Mit dem Mietwagen nach Italien

Urlaub mit dem MietwagenItalienurlauber, die am Urlaubsort ein Auto mieten wollen, haben normalerweise keine Schwierigkeiten vor Ort das passende Auto zu finden. An allen italienischen Flughäfen, in den Großstädten und vor allen in den typischen Touristenorten sind nationale und internationale Autovermietungen zu finden.

Wer in Italien ein Fahrzeug anmietet, muss sich jedoch auf relativ hohe Preise für die Versicherungen einstellen und auch darauf, dass besonders in der Sommersaison die Mietwagen auch mal knapp und damit teuer werden können. Besonders an den Flughäfen Olbia und Cagliari auf Sardinien sind in den Sommerferien spontan kaum Mietwagenangebote zu bekommen.

Es bietet sich also durchaus an, mit dem Auto von Deutschland oder Österreich in den Italienurlaub zu fahren, ganz besonders, wenn man im nördlichen Teil bleibt. Allerdings gelten bei vielen deutschen Autovermietungen Einschränkungen für die Einreise nach Italien, über die man sich vor der Mietwagenbuchung informieren sollte um böse Überraschungen bei der Anmietung zu vermeiden.

Die Einreisebeschränkungen der Autovermieter beachten

Die meisten größeren Autovermietungen in Deutschland gestatten die Fahrt nach Italien mit kleineren (und weniger hochwertigen) PKW bis ungefähr zur Mittelklasse. Während man mit hochwertigen und großen Fahrzeugen von Sixt ohne Einschränkungen nach Italien fahren darf, erlauben Avis, Europcar, Hertz und Enterprise die Fahrt nach Bella Italia nicht mit allen Fahrzeugen. Meist sind bestimmte Marken, Fahrzeugkategorien und Fahrzeugarten wie Cabrios oder SUVs ausgeschlossen. Wer ein Fahrzeug bei Buchbinder gemietet hat, kommt ohne besondere Einschränkungen bis nach Rom – südlich davon sind dann nur Fahrzeuge bis zur Mittelklasse erlaubt.

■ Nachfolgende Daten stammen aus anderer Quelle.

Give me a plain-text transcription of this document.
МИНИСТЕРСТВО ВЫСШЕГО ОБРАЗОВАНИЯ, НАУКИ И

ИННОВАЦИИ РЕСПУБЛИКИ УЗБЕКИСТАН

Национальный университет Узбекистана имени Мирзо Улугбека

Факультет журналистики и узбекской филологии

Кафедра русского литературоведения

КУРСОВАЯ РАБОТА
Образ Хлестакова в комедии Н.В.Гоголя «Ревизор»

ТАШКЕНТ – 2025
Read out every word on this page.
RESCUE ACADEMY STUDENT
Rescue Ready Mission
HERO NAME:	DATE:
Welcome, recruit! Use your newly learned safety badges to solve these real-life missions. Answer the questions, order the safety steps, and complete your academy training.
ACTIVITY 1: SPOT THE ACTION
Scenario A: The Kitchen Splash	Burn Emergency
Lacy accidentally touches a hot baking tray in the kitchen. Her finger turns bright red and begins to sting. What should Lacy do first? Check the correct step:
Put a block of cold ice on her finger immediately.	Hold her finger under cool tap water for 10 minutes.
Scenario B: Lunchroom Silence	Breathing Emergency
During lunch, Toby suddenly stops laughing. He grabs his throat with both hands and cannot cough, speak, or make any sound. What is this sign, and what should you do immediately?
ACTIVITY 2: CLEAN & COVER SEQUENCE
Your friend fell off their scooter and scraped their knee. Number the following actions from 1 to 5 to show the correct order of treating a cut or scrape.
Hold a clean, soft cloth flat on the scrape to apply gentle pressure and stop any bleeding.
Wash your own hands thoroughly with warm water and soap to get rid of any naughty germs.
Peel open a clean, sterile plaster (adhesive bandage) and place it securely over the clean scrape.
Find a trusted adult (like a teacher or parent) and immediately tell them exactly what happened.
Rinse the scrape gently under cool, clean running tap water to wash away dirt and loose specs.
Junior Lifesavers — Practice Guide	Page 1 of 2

Die Einreisebestimmungen für Miet-LKW und Transporter können sich von denen für PKW unterscheiden. Wer also einen Umzug oder Transport plant, sollte einen besonders gründlichen Blick in die Einreisebestimmungen der Autovermietungen werfen.

Der eine oder andere mag sich nun fragen, wie die Autovermieter die Fahrten innerhalb Europas kontrollieren – immerhin sind Grenzkontrollen ja nicht die Regel. Manche Autovermieter statten ihre Fahrzeuge (oder zumindest einen Teil davon) mit GPS-Sendern aus. In diesem Fall ist die Überwachung der Einreisebeschränkungen relativ einfach. In anderen Fällen fällt es erstmal vielleicht nicht auf, wenn man mit dem Fahrzeug in ein verbotenes Gebiet einreist. Allerdings ist man nie davor gefeit in einen Unfall verwickelt zu werden, in eine Polizeikontrolle zu geraten oder mit einer Fahrzeugpanne liegen zu bleiben. Spätestens dann erfährt die Autovermietung den aktuellen Fahrzeugstandort.